It's common for people to get these when their email address is similar to my dad's and he forgets his password again.

[–] [email protected] 2 points 3 months ago (2 children)

Part of my concern is the email has part of an uncommon spelling of name + some numbers. And that it started all of a sudden, every day. The email is several years old and only now it's begun happening every day.

[–] [email protected] 1 points 3 months ago

Have you been pwned?

https://haveibeenpwned.com/

There's been some new and ginormous data dumps recently.

Maybe it is your time.

[–] [email protected] 1 points 3 months ago

I hope you've turned on 2FA.

[–] [email protected] 2 points 3 months ago (2 children)

It is actually safe to ignore them. It means either someone has an email address similar to yours, or a bot of some sort has you email address and only your email address.

Essentially, someone or something goes to the login screen, enters your login, and says "I don't have the password, let me in!".
Sending a code to your email like this is the first step in letting someone in without the password, or more specifically to having them reset it.

Since the email is to check "did you ask for this?", doing nothing tells them that you did not.

If you want some extra peace of mind: https://account.live.com/Activity should show you any recent login activity which you can use to confirm that no one has gotten in.

Also, use two factor, a password manager, and keep your recovery codes somewhere safe. The usual security person mantra. :)

[–] [email protected] 1 points 3 months ago* (last edited 3 months ago)

This is all good information and seems well intentioned, but it's worth pointing out in a post about account security that clicking links provided by others and giving it your login information is very unwise (even/especially links in emails like these). For the link you provided, it'd be better to recommend going through a primary microsoft page or login that can be confirmed by the user and getting to the activity history page from there

[–] [email protected] 0 points 3 months ago (3 children)

Also, use two factor, a password manager, and keep your recovery codes somewhere safe. The usual security person mantr

Well, I found the recent activity and none of these were me. At least they all appear to say Unsuccessful sign-in.

[–] [email protected] 1 points 3 months ago* (last edited 3 months ago)

You can create an email alias for your Microsoft account and then only enable login from that account. If you then do not use that email for anything but the login, you should be pretty safe from credential stuffing attacks.

I had a very similar issue with multiple failed login attempts and changing my login email stopped it right away.

[–] [email protected] 1 points 3 months ago

Yup, that would indicate that likely a bot is trying to guess it's way in.

You are still safe.

The only weird thing here is that Microsoft lets such things bother you instead of guessing that you didn't teleport to Brazil and instead putting a little extra burden on the Brazil end before sending you an email.

If you're still feeling worried, the biggest thing you can do is enable two-factor auth (which you should do anyway), or even better: enable something like passkeys which are very secure and also easier than username/password.

Two-factor/password manager is the "remember to brush and floss" of the security industry, so... Please do those things. :)

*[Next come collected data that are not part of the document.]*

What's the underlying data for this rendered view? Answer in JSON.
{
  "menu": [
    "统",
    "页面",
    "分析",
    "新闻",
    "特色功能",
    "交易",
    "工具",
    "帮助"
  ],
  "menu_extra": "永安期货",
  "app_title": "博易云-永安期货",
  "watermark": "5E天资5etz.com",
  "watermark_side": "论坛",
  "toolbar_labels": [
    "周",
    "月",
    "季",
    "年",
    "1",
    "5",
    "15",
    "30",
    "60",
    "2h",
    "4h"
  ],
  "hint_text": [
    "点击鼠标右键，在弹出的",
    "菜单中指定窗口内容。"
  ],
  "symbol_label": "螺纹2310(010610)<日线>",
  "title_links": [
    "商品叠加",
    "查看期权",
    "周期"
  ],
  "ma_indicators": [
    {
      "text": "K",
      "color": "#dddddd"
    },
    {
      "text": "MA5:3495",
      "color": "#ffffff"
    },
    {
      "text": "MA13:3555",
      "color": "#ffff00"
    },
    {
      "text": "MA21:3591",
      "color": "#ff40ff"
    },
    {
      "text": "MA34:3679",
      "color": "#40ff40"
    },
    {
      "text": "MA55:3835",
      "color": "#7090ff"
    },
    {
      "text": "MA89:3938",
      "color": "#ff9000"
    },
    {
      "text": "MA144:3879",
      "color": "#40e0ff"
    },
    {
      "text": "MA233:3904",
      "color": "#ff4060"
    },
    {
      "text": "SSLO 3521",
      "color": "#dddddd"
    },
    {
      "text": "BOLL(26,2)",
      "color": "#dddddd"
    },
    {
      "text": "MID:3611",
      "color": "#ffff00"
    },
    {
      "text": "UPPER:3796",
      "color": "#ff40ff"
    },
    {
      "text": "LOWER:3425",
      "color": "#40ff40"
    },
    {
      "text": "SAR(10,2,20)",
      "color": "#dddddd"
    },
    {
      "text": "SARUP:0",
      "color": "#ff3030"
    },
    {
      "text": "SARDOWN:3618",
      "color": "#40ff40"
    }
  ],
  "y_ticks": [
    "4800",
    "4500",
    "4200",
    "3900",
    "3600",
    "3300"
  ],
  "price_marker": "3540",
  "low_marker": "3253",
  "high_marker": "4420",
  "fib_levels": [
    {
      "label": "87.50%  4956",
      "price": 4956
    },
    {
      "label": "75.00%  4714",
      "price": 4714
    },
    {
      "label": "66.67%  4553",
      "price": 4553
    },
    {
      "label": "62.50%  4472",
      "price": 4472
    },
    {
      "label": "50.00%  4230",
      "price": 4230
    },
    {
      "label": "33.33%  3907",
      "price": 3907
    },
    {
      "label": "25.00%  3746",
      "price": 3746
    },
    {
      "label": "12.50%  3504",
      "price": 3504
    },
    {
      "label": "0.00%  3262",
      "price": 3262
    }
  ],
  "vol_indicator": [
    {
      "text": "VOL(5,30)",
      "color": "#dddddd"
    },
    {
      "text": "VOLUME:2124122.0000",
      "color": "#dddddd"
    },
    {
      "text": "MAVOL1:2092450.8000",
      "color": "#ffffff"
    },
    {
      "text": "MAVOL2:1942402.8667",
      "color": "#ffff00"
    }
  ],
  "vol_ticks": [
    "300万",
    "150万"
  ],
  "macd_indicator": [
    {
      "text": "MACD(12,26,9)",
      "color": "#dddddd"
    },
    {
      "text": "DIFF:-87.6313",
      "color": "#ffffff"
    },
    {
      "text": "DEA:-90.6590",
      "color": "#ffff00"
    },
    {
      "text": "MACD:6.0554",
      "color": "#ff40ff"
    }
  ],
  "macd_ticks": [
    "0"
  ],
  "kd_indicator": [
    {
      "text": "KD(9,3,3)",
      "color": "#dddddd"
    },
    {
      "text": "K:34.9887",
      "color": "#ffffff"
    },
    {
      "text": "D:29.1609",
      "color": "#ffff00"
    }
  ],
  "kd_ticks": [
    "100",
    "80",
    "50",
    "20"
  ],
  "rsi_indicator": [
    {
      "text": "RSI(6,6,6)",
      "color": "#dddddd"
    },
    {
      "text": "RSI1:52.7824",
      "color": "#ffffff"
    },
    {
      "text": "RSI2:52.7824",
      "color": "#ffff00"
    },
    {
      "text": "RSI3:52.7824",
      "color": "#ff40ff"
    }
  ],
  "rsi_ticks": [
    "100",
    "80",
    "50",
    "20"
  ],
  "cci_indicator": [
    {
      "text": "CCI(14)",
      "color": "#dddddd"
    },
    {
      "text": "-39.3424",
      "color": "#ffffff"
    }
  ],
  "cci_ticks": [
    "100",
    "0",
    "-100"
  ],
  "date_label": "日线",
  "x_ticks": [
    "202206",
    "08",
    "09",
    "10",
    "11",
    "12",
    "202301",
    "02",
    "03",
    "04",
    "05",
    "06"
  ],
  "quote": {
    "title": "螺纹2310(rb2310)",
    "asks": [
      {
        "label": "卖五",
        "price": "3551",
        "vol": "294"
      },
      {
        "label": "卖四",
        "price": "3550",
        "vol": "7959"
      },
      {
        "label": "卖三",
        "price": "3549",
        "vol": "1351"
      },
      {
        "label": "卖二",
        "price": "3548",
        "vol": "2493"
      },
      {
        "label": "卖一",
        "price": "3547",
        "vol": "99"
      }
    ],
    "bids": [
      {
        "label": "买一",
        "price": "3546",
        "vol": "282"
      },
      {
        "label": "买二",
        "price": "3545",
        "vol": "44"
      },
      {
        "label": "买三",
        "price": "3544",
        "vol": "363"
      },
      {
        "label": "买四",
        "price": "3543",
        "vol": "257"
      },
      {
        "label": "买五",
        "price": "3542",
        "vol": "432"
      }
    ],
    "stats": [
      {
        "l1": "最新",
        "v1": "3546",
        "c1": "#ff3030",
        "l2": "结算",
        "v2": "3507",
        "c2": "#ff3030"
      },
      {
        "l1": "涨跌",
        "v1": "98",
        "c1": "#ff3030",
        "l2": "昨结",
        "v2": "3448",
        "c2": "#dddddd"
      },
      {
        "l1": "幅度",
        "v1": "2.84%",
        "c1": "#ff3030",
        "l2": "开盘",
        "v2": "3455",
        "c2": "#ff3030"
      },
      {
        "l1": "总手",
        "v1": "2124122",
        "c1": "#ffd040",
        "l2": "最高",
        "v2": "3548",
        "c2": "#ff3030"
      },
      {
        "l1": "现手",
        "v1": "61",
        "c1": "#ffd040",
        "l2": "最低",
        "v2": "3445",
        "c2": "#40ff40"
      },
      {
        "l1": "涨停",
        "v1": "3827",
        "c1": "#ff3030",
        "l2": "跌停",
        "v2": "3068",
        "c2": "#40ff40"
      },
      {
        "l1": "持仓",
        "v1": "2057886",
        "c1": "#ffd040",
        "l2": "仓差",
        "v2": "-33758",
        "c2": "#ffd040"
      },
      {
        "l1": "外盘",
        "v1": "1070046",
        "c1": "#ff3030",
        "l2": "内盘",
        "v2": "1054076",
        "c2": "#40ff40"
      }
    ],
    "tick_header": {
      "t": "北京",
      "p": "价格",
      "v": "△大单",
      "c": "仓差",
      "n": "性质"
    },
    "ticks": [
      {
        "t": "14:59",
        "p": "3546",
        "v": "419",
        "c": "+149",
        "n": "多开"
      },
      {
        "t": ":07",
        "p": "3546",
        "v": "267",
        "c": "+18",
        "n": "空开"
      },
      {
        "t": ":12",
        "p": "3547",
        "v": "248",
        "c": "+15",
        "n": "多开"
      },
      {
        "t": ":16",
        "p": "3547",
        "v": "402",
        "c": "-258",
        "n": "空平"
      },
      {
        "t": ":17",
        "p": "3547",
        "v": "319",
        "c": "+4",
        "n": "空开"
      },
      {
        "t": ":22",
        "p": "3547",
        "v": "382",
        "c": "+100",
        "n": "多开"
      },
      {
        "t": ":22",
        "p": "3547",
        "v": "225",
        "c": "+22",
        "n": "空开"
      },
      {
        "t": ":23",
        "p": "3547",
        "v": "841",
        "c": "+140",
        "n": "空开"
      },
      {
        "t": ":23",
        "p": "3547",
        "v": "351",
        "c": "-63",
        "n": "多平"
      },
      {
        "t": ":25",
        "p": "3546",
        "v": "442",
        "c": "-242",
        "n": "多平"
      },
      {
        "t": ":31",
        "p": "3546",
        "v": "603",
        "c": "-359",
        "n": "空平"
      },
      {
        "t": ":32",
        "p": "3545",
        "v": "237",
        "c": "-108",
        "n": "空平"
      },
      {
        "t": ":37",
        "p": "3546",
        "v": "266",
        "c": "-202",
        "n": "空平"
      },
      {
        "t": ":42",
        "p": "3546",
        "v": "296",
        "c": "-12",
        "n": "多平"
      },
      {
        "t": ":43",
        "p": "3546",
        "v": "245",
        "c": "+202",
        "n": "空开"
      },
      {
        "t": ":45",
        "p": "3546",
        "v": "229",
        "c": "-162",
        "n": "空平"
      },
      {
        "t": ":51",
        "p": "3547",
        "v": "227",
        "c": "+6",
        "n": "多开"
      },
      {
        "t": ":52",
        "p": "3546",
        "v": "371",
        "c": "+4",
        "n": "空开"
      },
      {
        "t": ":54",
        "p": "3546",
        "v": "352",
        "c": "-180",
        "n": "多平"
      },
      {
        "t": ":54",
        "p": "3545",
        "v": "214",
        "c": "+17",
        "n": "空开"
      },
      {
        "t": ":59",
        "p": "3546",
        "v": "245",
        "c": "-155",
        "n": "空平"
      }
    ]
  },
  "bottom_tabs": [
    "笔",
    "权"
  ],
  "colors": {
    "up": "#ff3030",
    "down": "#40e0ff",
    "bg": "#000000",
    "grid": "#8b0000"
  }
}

[–] [email protected] 2 points 2 months ago

Change your password to something strong, 20 characters plus, and setup 2FA with a 2FA app, google authenticator or Microsoft Authenticator

If you're not using a password manager, now is a good time to start. Bitwarden is free and open source

[–] [email protected] 1 points 3 months ago

Use Microsoft authenticator on your account, it won't stop people from trying to access your account but you'll stop getting these and it's generally safer than any kind of email based 2fa

[–] [email protected] 1 points 3 months ago (1 children)

Change your password immediately to something you've never used before and isn't similar to current passwords. If you're getting random 2fa codes, someone is able to complete your first factor, so fix that ASAP.

[–] [email protected] 1 points 3 months ago

It might not be 2-factor. Microsoft has an option to log in via email code, which doesn't need a password.

[–] [email protected] 0 points 3 months ago (1 children)

Change your password to a randomly generated password and them setup 2FA

Do not click on anything in the emails as they may be phishing attempts

[–] [email protected] 1 points 3 months ago

Just to be clear, change your password by manually typing in the address of the service in question.

Do not use the link in the email to navigate to the service for password changing.

[–] [email protected] 0 points 3 months ago (1 children)

I got one of these emails. It isn't even MFA, nothing to reply with the code to. It doesn't even say which Microsoft account, it sent it to my GMail recovery account. It's so utterly bad not being able to trace the attempt to its source. It's sus that I'm not the only one to have recently experienced this out of nowhere. Maybe it's an attempt to farm valid Microsoft emails from the way this service behaves?

[–] [email protected] 1 points 3 months ago

If it happened on a MS account you have, you can check the activity part of the account, it should list all login attempts and give you an IP for each.